Tathagatha, Sakyamuni, Siddhartha, and Gotama (with some observations and


notes):
Two extreme paths are to be avoided: the paths of profligacy and mortification.
The middle path, as explained by the Tathagatha (Wayfarer), is the path of calm
and knowledge. It presupposes a fourfold truth, namely, suffering, its
aggregation, alleviation, and the path. The first truth is suffering. This is
conceptually and experientially diverse. Its truth value is not independent, and
its experience is not fatal. So it ought not to be a bleak view of the world, meant
to discourage or demotivate. Rather, it should allow for greater happiness by
extrapolation. The second and third truths are the aggregation of, and the
alleviation of, suffering. This occurs along a series of twelve interdependent
phases whose relations are variously causal. The linear progression of these
phases is representational, similar to a map of the earth. In progression from
effects to causes, the phases are: entropy-death, birth, existence, existentialfield, craving, impulse, contact, hexagonal-sense-field, name-form-duality,
dispositions, science, and nescience. Each prior cause increases the aggregate
of suffering. The fourth truth is the middle path itself. The wayfarer on this path,
between birth and entropy-death, decreases the aggregate of suffering by
weakening the network of causality of nescience and so forth. The wayfarer
resolves to practice temperance in eight matters of conduct, variously related,
as follows: perspective, will, speech, operations, subsistence, exercise, memory,
and being. Metaphysical questions may be pursued only when they have
positive utilitarian effects. Otherwise, any notions of permanence, everlasting
perfection, etc., ensnare the wayfarer in a net of dogma. There is no
independent truth value in such phrases as supreme being or individual soul,
or their component concepts. They are megalomaniacal abstractions of the self,
which itself is a function of a fivefold sub-aggregation within the twelve
interdependent phases. This aggregation, called the five branches, is meant to
be meditated upon as not-self. The branches are first to be contemplated
severally or in a progression, for the trunk is the self and not conducive to notself thinking. The branches are: the form aspect of name-form (non-labelled
forms; meditating upon the form of a book while decreasing association with its
name), impulse (sensation, feeling; being aware of sensations and feelings
within the body and not reacting to them as much as possible), cognition (which
is a composite of the previous two and the next of the series; meditating with
simple, regular awareness) dispositions (hermeneutic filters built upon past
experience; meditating calmly upon differences of opinion and taste), and
science (observations from deductive and inductive reasoning that avoid
universal, superlative judgements; meditating upon scientific observations). An
alternative meditation contemplates the sixfold sense-faculties and their
respective fields as not-self, as follows: What I see and what is seen is not self,
what I hear and what is heard is not self, what I smell and what is smelled is not
self, what I taste and what is tasted is not self, what I touch and what is touched

is not self, what I feel and what is felt is not self, what I think and what is
thought is not self. (suitable to counter excessive mirth or sorrow). Such
meditations might be depressing to a wayfarer accustomed to sense-indulgence.
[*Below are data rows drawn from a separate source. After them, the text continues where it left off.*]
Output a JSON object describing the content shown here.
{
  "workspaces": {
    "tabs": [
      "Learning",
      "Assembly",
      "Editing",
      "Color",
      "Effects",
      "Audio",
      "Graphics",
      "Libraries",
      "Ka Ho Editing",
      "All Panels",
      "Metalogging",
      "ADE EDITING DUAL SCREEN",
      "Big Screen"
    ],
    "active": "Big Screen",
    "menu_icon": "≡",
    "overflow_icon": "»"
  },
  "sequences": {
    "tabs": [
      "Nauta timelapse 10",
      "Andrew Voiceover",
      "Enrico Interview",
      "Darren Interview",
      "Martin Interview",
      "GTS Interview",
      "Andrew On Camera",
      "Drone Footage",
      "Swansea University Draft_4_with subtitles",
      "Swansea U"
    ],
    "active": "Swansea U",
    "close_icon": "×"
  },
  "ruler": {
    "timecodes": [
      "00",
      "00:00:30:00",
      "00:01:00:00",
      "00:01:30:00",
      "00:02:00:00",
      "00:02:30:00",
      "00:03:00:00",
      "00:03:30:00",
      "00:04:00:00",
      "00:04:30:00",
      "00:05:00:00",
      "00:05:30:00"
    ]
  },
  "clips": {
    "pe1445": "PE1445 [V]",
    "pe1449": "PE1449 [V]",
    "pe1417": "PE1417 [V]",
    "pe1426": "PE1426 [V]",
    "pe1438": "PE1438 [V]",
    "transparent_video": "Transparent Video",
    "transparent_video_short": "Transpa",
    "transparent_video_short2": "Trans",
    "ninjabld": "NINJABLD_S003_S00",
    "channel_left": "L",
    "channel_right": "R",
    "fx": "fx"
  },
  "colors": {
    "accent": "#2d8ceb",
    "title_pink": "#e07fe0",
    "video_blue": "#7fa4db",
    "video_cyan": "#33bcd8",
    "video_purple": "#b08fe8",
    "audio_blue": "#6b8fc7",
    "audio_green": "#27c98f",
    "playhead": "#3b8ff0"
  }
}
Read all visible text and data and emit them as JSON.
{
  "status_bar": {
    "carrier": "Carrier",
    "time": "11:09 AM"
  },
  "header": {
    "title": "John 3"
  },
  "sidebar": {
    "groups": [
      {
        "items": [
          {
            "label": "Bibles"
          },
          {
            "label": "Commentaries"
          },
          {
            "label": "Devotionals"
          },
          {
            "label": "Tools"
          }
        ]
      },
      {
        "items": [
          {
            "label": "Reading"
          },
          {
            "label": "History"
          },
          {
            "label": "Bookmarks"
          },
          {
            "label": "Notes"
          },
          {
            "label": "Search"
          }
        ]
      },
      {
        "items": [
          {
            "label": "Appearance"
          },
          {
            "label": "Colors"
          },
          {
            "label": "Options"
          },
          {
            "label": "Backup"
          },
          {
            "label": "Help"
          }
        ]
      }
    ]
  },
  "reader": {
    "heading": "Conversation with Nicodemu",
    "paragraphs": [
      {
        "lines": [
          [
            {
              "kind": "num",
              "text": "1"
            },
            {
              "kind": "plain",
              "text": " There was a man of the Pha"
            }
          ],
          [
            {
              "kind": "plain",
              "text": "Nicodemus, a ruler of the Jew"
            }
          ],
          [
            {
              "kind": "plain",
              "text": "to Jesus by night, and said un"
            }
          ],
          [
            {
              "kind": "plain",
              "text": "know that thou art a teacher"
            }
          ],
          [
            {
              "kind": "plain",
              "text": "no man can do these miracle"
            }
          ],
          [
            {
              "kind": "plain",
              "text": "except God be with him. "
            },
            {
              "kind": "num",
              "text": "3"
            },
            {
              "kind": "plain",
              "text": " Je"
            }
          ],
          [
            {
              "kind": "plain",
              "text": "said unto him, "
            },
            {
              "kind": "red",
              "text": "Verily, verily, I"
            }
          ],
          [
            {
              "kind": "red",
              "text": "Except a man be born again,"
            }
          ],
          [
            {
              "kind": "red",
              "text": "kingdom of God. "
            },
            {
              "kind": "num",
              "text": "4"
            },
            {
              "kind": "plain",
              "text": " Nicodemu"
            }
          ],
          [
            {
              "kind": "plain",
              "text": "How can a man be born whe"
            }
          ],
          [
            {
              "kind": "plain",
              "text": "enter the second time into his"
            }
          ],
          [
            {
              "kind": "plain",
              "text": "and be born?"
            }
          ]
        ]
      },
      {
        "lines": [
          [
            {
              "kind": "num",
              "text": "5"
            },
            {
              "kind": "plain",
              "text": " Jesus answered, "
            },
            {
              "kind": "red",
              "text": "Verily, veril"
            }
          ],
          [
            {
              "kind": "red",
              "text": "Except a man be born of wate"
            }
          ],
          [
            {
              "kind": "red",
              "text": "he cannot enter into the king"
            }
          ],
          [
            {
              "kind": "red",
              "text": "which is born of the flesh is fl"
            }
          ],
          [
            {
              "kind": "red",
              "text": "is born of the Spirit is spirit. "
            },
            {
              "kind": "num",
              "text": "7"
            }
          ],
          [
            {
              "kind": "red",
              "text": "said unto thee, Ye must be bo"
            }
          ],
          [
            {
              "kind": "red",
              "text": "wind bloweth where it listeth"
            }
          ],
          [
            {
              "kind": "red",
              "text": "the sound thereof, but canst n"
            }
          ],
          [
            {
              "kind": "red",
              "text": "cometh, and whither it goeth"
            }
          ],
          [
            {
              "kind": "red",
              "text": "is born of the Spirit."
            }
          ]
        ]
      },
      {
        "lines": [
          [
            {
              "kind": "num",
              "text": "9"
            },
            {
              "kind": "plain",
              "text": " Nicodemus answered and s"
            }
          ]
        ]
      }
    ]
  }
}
Temperance is therefore in order. Equating realization and happiness to
nothing, non-being or nothingness is fallacious for they are also dependently
originated derivatives of the twelve phases. A wayfarer avoids Buddhism,
whether Tibetan, Chinese, Mahayana, Theravada, etc. This is discussed at length
by the Taoists. The unfalsifiable notion of the Buddha being an incarnation of
some inscrutable deity or god is, needless to say, self-defeating. In the opinion
of this writer, a quiet life dedicated to mathematics, science, any forms of
movement, or creative pursuits, might be more conducive to the middle path.
Competition is valuable (but not necessary) in the beginning, and superfluous
further along in the journey. The end is vague, and happily so. Fare thee well!